Since Vladimir Putin became president, the Russian central government has increasingly actively employed cultural memory to claim political legitimacy and discredit political opposition. The rhetorical use of the past has become a defining characteristic of Russian politics, creating a historical foundation for the regime’s emphasis on a strong state and centralised leadership. Yet the Russian government is not the only one who has used history to spread its ideas about how the Russian state ‘traditionally’ should be governed. Various societal, cultural and religious groups and organisations, have put forward their own historically framed visions on Russian statehood. In the book Memory Politics in Contemporary Russia: Television, Cinema and the State, recently published by Routledge, Mariëlle Wijermars examines this societal dynamics of memory politics in contemporary Russia in the period 2000-2012.
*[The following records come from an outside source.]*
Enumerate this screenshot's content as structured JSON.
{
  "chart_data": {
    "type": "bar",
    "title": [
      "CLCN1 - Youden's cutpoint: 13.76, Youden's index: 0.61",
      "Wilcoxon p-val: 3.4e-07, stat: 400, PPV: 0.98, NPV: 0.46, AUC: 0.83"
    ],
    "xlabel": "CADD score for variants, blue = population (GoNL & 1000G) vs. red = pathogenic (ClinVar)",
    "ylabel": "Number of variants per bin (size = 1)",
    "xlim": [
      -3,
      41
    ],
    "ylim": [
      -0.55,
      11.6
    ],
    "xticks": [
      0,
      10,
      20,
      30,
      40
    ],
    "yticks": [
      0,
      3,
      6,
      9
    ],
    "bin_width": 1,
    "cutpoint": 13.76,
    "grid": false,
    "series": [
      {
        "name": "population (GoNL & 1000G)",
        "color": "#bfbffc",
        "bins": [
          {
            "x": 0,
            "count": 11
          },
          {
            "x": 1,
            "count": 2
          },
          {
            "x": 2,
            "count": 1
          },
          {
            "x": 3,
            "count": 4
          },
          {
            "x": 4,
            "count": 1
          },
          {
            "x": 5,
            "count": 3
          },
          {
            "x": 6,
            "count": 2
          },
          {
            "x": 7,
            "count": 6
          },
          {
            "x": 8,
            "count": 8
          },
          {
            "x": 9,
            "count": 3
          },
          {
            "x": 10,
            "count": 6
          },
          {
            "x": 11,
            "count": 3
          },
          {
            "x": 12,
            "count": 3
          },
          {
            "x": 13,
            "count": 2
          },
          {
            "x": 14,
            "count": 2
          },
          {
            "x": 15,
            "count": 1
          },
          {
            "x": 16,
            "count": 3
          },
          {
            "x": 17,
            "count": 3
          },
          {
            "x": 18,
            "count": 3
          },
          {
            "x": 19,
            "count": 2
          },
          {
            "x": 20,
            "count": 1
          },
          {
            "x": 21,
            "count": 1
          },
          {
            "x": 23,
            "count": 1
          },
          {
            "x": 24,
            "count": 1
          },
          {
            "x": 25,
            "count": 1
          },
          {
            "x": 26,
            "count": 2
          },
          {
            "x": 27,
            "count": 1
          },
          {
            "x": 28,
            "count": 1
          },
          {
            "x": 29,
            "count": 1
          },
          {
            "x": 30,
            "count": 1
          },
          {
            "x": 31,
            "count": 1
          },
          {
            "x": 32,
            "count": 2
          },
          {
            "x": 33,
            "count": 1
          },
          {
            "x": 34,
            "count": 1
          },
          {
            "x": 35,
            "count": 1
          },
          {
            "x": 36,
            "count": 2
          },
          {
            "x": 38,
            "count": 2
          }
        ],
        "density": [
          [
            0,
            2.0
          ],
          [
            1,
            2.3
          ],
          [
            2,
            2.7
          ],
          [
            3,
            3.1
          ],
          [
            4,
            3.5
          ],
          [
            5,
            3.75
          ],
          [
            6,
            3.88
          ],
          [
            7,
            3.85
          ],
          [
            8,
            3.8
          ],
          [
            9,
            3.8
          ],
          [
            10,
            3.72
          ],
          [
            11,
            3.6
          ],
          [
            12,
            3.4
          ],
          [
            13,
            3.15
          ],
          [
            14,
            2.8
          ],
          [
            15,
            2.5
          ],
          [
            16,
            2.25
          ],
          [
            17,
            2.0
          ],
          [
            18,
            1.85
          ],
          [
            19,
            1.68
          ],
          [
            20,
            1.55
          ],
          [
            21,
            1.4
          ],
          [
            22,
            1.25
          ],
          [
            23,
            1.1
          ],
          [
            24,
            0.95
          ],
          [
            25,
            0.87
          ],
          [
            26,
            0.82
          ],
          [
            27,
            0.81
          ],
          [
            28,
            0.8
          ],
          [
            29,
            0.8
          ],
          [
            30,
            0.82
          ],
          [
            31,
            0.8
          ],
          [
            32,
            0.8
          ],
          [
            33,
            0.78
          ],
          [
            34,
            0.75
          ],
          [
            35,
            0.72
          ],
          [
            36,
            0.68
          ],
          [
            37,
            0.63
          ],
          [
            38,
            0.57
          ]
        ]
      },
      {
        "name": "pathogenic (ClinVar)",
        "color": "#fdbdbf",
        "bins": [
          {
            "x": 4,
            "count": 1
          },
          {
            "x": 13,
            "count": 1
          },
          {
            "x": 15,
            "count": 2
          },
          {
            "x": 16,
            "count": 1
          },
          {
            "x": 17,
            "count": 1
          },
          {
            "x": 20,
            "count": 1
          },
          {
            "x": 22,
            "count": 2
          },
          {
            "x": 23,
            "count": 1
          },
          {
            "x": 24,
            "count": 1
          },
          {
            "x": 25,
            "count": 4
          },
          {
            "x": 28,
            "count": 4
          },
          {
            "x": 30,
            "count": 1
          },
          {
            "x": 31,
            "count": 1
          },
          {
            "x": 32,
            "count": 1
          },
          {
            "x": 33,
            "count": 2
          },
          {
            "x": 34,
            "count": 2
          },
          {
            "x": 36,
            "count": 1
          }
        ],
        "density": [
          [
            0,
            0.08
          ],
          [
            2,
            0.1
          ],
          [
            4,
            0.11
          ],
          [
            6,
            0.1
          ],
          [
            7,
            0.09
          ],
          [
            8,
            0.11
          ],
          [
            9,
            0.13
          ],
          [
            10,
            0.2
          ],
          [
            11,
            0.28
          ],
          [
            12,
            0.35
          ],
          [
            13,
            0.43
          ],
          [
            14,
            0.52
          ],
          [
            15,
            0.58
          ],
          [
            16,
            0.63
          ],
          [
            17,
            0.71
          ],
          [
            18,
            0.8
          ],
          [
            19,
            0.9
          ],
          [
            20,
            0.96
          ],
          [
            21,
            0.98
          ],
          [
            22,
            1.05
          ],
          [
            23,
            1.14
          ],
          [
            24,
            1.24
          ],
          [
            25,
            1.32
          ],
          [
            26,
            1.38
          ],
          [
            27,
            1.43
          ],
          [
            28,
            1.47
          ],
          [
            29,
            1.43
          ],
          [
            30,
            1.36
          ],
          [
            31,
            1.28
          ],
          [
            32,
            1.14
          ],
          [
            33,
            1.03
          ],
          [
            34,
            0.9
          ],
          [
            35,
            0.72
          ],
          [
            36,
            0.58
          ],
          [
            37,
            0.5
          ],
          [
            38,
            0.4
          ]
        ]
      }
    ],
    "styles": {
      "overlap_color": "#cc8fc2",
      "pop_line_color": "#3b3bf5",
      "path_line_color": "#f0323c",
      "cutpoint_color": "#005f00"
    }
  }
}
Exploring memory politics, the book analyses a wide range of actors, from the central government and the Russian Orthodox Church, to filmmaker and cultural heavyweight Nikita Mikhalkov and radical thinkers such as Aleksandr Dugin. In addition, in view of the steady decline in media freedom since 2000, it critically examines the role of cinema and television in shaping and spreading these narratives. Thus, it aims to gain a better understanding of the various means through which the Russian government practices its memory politics (e.g., the role of state media) and, on the other hand, to sufficiently value the existence of alternative and critical voices and criticism that existing studies tend to overlook.
Mariëlle Wijermars. Memory Politics in Contemporary Russia: Television, Cinema and the State. Abingdon and New York: Routledge, 2019.